Patients treated with combined chemoimmunotherapy in the first-line setting had a median overall survival of 22.1 months. Patients treated with first-line immunotherapy alone had a median overall survival of 65.4 months.
The investigators also reported that real-world progression-free survival was significantly longer among patients receiving immunotherapy, either as monotherapy or in combination with chemotherapy, compared with chemotherapy alone in the first-line setting.
This difference was statistically significant, with p<0.01.
Immunotherapy Signal Appears Clinically Relevant
The study suggests that immunotherapy-based regimens may be associated with better outcomes in KRAS Q61-mutant NSCLC than chemotherapy alone.
This finding is particularly relevant because KRAS Q61 mutations do not currently have approved mutation-specific targeted therapies comparable to KRAS G12C inhibitors.
The benefit appeared especially important in patients with high PD-L1 expression, according to the authors.
This supports a practical clinical message: KRAS Q61-mutant NSCLC should not be grouped broadly with all KRAS-mutant lung cancers without considering subtype, PD-L1 expression, and co-mutational context.
Why Co-Mutations Matter
The contrast between KRAS Q61H and Q61L is one of the most important findings of the study.
KRAS Q61H was frequently associated with STK11, TP53, and KEAP1 co-mutations. KRAS Q61L, however, was mutually exclusive with STK11 and had fewer KEAP1 co-mutations.
These differences may help explain clinical heterogeneity within KRAS Q61-mutant NSCLC.

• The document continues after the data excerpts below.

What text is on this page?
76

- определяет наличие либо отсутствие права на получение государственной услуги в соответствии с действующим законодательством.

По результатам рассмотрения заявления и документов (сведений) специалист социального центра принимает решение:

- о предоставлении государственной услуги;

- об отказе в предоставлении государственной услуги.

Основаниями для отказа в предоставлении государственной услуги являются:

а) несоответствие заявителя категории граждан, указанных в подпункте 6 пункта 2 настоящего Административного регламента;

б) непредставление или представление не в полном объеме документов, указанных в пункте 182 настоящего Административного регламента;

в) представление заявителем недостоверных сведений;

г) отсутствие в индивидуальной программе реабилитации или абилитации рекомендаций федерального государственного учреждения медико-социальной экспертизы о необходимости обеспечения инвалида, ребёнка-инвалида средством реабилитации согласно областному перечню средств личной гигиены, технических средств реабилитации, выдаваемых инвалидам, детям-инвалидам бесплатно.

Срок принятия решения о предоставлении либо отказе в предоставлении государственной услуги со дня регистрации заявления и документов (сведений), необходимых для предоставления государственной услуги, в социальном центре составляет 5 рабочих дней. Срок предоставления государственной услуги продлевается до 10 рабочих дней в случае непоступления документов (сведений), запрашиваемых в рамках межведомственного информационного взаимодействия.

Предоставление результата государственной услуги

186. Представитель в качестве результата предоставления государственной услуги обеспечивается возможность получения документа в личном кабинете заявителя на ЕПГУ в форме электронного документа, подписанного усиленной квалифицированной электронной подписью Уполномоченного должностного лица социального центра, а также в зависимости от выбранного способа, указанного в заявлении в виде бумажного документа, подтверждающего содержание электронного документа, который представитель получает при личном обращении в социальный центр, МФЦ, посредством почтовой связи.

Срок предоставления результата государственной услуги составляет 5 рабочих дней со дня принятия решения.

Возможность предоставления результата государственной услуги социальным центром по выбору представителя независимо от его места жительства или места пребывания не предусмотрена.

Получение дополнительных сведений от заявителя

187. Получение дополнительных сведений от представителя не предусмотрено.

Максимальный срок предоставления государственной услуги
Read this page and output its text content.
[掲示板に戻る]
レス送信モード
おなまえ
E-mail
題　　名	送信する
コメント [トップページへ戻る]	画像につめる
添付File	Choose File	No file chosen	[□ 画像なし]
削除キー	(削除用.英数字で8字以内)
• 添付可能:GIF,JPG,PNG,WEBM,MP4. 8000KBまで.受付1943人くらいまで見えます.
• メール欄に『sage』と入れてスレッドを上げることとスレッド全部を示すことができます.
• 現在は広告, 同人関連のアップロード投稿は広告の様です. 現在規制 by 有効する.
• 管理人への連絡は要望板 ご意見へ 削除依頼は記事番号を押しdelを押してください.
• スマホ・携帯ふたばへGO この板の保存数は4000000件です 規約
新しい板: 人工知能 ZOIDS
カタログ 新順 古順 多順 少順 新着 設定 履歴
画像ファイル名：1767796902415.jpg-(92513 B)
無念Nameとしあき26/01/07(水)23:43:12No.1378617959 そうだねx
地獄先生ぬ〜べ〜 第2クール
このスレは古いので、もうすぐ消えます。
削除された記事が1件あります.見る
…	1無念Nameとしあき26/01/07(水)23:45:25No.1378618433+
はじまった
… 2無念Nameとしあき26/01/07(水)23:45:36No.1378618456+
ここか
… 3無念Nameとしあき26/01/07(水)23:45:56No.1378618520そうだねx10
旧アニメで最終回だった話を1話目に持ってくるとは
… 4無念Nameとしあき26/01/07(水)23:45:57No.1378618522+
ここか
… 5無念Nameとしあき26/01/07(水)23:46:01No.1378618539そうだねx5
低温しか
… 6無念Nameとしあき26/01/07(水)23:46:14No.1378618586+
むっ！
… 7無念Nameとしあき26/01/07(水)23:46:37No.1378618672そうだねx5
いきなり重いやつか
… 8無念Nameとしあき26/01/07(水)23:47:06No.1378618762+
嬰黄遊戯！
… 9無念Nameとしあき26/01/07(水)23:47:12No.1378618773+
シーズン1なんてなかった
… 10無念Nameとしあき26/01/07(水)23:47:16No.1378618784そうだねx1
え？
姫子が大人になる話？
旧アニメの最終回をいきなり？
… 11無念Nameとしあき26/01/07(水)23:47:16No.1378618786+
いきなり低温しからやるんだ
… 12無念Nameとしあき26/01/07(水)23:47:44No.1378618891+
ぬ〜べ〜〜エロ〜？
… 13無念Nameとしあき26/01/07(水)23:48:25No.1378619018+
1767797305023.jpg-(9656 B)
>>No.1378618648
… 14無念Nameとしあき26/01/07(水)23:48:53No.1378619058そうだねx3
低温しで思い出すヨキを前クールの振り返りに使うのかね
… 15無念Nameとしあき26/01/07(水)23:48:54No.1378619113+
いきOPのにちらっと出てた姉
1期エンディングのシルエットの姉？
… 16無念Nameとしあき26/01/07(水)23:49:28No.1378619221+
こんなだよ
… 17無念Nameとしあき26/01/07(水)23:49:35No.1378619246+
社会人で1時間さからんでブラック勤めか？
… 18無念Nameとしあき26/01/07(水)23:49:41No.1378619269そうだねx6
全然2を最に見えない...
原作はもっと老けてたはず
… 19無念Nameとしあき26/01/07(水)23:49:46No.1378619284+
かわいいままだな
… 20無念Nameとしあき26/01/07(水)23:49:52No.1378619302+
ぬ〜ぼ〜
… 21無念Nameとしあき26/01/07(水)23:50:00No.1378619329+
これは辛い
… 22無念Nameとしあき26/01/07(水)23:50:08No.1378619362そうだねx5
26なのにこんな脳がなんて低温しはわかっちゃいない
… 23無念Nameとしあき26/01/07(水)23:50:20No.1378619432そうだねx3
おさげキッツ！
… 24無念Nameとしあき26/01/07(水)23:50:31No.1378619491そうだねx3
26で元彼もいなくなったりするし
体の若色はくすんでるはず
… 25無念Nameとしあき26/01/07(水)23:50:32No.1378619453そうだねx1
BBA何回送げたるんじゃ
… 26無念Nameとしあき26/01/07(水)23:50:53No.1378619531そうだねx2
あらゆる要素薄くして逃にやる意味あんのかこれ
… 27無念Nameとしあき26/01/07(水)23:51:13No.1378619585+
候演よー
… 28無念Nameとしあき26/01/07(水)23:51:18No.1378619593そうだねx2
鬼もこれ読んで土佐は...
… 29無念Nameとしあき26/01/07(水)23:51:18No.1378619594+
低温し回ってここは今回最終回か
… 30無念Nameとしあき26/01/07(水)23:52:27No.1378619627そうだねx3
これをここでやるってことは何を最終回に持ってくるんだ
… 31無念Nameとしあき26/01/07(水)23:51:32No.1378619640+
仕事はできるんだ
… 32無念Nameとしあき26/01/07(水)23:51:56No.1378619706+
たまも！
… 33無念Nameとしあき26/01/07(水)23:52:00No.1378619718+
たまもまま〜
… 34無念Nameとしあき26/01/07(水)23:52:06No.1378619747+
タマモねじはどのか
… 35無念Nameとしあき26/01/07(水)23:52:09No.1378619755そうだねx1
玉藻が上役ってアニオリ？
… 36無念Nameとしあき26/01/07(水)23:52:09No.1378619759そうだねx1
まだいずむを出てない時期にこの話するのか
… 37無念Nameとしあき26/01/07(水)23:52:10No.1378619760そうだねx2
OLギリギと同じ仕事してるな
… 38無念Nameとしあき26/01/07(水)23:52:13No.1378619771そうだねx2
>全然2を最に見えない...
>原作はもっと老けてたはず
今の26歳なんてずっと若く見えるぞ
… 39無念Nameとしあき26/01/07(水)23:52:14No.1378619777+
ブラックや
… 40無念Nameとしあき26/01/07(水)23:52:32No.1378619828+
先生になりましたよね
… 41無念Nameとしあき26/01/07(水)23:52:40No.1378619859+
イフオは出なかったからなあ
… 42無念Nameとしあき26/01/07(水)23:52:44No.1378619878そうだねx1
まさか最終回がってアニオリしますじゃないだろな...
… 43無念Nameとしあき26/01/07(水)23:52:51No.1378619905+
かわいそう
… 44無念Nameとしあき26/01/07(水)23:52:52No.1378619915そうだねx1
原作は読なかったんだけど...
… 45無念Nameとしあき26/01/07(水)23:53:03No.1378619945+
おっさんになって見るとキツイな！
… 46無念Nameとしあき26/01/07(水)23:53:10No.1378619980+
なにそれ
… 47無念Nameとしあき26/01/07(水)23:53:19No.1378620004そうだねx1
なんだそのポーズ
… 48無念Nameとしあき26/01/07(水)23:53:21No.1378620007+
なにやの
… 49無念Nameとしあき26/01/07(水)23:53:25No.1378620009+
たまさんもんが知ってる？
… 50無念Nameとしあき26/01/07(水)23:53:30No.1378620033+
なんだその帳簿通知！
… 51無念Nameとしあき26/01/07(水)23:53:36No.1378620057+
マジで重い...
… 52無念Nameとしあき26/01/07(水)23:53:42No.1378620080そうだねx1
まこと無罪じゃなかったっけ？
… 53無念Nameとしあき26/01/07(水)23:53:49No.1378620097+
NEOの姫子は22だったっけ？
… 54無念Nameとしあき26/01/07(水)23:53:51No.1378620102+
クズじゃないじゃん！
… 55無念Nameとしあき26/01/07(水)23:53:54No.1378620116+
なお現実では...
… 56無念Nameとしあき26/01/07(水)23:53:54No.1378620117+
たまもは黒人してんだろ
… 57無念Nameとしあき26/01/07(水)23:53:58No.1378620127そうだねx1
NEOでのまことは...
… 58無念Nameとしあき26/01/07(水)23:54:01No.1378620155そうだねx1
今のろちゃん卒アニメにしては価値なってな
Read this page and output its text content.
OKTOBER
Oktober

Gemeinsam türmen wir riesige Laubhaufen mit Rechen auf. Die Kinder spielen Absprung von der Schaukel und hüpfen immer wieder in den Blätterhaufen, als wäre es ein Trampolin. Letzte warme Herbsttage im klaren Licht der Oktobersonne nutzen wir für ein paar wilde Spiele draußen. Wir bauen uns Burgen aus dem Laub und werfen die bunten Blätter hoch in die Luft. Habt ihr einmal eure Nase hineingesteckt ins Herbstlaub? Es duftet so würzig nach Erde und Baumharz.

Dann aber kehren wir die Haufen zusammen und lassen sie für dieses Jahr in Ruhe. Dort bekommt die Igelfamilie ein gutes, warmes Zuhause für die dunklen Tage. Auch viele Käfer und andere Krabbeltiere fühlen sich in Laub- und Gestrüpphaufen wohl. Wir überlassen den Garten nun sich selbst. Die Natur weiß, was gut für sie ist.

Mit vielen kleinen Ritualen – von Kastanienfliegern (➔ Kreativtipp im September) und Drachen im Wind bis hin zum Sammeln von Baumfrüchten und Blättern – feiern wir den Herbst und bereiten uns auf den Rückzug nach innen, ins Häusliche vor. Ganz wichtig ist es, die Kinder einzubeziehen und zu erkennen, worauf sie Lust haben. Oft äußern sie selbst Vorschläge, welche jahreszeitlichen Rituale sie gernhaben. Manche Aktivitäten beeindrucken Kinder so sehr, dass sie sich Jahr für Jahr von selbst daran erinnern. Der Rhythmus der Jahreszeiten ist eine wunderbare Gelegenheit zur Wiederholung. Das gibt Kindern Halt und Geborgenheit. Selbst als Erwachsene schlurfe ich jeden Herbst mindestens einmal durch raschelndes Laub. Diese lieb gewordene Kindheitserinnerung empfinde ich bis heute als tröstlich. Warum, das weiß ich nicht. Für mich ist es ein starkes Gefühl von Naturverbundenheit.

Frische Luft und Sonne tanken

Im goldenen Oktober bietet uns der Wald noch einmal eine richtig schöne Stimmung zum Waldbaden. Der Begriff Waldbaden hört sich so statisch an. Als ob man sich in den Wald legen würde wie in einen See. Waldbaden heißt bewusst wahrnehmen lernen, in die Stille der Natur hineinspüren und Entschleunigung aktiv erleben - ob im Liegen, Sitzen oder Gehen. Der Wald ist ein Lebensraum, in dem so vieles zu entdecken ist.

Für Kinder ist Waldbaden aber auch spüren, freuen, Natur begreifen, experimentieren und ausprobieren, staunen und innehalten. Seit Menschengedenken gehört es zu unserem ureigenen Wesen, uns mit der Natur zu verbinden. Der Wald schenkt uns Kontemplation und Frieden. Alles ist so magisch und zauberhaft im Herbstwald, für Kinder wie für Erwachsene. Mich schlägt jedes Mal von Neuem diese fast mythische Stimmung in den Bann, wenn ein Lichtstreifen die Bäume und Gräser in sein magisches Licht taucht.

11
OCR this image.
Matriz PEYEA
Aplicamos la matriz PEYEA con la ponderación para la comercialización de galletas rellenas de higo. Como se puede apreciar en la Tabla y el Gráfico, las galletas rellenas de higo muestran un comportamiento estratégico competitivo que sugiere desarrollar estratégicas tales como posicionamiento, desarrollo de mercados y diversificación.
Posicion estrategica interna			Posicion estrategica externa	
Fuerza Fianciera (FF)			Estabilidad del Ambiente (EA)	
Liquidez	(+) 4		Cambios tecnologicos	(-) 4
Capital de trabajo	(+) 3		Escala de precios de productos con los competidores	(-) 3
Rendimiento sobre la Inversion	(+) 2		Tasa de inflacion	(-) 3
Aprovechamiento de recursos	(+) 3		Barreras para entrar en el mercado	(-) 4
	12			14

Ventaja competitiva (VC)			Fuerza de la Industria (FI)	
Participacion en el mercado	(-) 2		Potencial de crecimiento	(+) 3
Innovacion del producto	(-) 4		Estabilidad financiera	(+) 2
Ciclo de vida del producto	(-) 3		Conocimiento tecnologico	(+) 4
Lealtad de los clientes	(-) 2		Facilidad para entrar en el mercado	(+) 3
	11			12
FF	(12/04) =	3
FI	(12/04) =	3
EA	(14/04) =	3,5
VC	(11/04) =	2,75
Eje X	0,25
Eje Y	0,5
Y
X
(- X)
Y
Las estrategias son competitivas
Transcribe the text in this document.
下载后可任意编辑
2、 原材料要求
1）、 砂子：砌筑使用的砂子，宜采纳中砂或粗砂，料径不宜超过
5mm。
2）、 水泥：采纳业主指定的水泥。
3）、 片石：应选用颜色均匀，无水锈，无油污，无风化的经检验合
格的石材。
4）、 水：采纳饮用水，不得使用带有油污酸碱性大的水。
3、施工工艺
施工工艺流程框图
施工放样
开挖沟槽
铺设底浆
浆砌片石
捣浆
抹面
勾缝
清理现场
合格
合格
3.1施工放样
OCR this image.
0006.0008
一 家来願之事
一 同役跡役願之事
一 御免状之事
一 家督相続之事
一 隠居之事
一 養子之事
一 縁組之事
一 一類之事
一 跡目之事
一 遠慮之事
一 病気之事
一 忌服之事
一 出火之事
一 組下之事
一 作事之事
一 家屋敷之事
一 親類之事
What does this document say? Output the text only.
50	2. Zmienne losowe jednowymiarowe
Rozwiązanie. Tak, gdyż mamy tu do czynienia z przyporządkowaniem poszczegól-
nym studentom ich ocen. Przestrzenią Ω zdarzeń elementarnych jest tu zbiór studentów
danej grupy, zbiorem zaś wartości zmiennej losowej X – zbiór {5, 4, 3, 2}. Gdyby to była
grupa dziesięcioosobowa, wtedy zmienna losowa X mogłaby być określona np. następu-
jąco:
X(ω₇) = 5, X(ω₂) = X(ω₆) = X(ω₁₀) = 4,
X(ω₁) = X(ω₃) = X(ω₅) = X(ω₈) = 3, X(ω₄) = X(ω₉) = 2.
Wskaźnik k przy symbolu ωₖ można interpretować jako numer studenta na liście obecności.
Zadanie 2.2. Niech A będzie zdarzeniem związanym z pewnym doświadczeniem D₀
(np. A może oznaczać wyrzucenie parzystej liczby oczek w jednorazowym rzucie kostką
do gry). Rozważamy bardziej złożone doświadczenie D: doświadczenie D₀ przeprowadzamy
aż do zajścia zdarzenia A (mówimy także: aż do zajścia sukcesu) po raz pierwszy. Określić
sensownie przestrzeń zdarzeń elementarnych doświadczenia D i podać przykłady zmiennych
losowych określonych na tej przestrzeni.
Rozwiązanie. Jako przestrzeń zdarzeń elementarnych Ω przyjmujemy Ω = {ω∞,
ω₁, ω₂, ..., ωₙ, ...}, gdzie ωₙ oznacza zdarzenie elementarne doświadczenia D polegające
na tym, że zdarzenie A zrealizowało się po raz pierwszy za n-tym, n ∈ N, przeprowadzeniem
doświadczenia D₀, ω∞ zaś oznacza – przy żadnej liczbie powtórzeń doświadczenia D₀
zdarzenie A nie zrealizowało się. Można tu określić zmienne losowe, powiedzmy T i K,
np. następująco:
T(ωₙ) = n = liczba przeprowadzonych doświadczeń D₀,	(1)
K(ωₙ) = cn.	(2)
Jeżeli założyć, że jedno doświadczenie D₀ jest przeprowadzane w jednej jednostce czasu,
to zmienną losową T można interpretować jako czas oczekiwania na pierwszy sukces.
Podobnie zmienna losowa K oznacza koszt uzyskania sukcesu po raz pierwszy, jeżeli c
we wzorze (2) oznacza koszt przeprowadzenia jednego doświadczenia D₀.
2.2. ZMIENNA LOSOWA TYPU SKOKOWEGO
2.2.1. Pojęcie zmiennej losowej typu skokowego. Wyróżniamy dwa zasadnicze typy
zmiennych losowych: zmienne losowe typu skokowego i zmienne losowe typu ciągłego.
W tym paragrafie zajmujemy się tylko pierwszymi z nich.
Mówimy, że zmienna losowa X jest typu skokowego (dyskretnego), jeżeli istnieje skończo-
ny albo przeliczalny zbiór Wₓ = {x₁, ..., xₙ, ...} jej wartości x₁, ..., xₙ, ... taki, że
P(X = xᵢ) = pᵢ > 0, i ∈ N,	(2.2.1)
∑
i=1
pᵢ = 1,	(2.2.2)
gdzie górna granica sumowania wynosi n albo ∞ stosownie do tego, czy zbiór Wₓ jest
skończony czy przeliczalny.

In lung cancer, co-mutations can influence tumor immune environment, prognosis, and treatment response. STK11 and KEAP1 alterations have been linked in several studies to more aggressive disease biology and reduced benefit from immunotherapy in some KRAS-mutant populations.
The current analysis suggests that KRAS Q61 subtype-specific biology may be important when interpreting outcomes and designing future studies.
Clinical Meaning
This study adds needed real-world evidence for a rare KRAS-mutant NSCLC subgroup.
For clinicians, the findings suggest three practical points.
First, KRAS Q61-mutant NSCLC should be molecularly characterized beyond simply labeling it as “KRAS-mutant.” Q61H and Q61L appear to differ in co-mutational background and clinical behavior.
Second, immunotherapy-based treatment may be an important first-line strategy, especially for patients with high PD-L1 expression.
Third, chemotherapy alone may be less favorable than immunotherapy-containing regimens in this population, based on the observed real-world progression-free survival difference.
Still, these findings should be interpreted with caution. The study was retrospective, and treatment groups may have differed by clinical factors such as PD-L1 expression, performance status, disease burden, and comorbidities.
Prospective studies are needed to define optimal treatment strategies for KRAS Q61-mutant NSCLC.
Key Takeaway
KRAS Q61-mutant NSCLC represents a rare but clinically meaningful molecular subgroup.
In this large NGS-based cohort, KRAS Q61H and KRAS Q61L were the dominant subtypes and showed distinct molecular patterns. Q61H was frequently associated with STK11, TP53, and KEAP1 co-mutations, while Q61L was mutually exclusive with STK11 and had fewer KEAP1 co-mutations.
Median overall survival for the full cohort was 12.3 months, but outcomes were more favorable among patients receiving first-line immunotherapy-based regimens.
The study supports subtype-specific molecular characterization of KRAS Q61-mutant NSCLC and suggests that immunotherapy-based treatment may offer clinically relevant benefit compared with chemotherapy alone.